In a surprise for traders - and the Fed - moments ago the BEA reported that after its first revision of Q2 GDP (a quarter which ended two months ago), the initial estimate of 2.6% was revised to 3.0%, beating expectations of a 2.7% print, and the highest annualized growth rate since Q1 2015. The annualized Q2 GDP was more than double the first quarter number which as a reminder printed at 1.2%
While most components were revised higher in the latest release (with the notable exception of government which downshifted from 0.12% to -0.05%) the bigges contributor to the upward revision was Personal Spending, which surged 3.3% in Q2, after rising 1.9% in Q1, and contributing 2.28% of the bottom GDP line.

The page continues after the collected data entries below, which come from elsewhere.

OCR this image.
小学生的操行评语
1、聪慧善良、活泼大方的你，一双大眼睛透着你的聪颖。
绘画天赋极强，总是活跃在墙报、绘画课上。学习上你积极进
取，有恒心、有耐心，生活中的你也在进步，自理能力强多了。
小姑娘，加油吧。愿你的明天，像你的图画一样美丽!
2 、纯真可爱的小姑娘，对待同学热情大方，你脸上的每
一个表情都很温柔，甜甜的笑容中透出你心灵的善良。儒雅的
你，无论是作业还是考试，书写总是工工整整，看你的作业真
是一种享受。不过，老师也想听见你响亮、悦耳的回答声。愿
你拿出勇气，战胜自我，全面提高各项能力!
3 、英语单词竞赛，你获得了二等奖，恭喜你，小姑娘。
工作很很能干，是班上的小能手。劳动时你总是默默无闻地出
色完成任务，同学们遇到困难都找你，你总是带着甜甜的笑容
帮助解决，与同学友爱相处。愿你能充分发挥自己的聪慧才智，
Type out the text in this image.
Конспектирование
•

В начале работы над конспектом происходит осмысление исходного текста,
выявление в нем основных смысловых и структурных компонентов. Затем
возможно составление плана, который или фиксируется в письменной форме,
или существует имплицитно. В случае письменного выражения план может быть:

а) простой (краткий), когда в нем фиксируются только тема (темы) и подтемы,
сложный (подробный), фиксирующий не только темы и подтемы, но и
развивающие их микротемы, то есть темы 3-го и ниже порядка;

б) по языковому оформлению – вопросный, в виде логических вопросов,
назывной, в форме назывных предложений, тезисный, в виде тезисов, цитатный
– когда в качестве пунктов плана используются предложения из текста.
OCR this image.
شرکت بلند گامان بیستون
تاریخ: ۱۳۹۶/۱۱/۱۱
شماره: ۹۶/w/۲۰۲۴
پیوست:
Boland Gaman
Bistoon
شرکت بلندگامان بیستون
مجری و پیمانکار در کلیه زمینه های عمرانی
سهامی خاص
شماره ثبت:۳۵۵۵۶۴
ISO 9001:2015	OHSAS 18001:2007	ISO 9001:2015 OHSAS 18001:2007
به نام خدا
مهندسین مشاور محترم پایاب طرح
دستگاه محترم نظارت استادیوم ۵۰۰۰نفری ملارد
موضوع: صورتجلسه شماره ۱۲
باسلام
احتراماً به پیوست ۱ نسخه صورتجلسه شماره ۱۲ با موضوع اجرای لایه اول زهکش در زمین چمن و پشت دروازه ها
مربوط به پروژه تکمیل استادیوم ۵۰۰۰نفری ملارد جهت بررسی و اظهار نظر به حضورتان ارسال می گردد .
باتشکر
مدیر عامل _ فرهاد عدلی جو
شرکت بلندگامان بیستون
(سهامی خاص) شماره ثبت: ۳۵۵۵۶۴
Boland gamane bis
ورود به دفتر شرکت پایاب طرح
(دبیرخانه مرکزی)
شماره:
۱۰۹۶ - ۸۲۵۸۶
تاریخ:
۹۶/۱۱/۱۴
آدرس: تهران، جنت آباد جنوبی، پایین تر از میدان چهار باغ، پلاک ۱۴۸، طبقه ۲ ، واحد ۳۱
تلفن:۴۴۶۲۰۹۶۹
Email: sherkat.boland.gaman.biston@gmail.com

As a result, the upward revision to the second estimate of GDP growth mainly reflected revisions to consumer spending on goods and to business investment. The full breakdown is shown below.
Meanwhile, looking at the Fed's preferred inflation indicator, the core PCE, it showed that for one more quarter inflation supposedly remained dormant, as core PCE rose 0.9% in 2Q, in line with expectations, after rising by 1.8% in the prior quarter.
Today's report also revealed that NIPA corporate profits increased 1.3% in Q2 after dropping 2.1% in the first quarter.
Profits of domestic nonfinancial corporations increased 5.4% after increasing 0.3%. This however was offset by a sharp drop in profits of domestic financial corporations decreased 6.2% after decreasing 7.9%. Somewhat surprisingly, profits from the rest of the world decreased 2.0% after decreasing 2.1%, despite the steep drop in the USD. In total, the BEA reports that corporate profits increased 7.0 percent from the second quarter of 2016.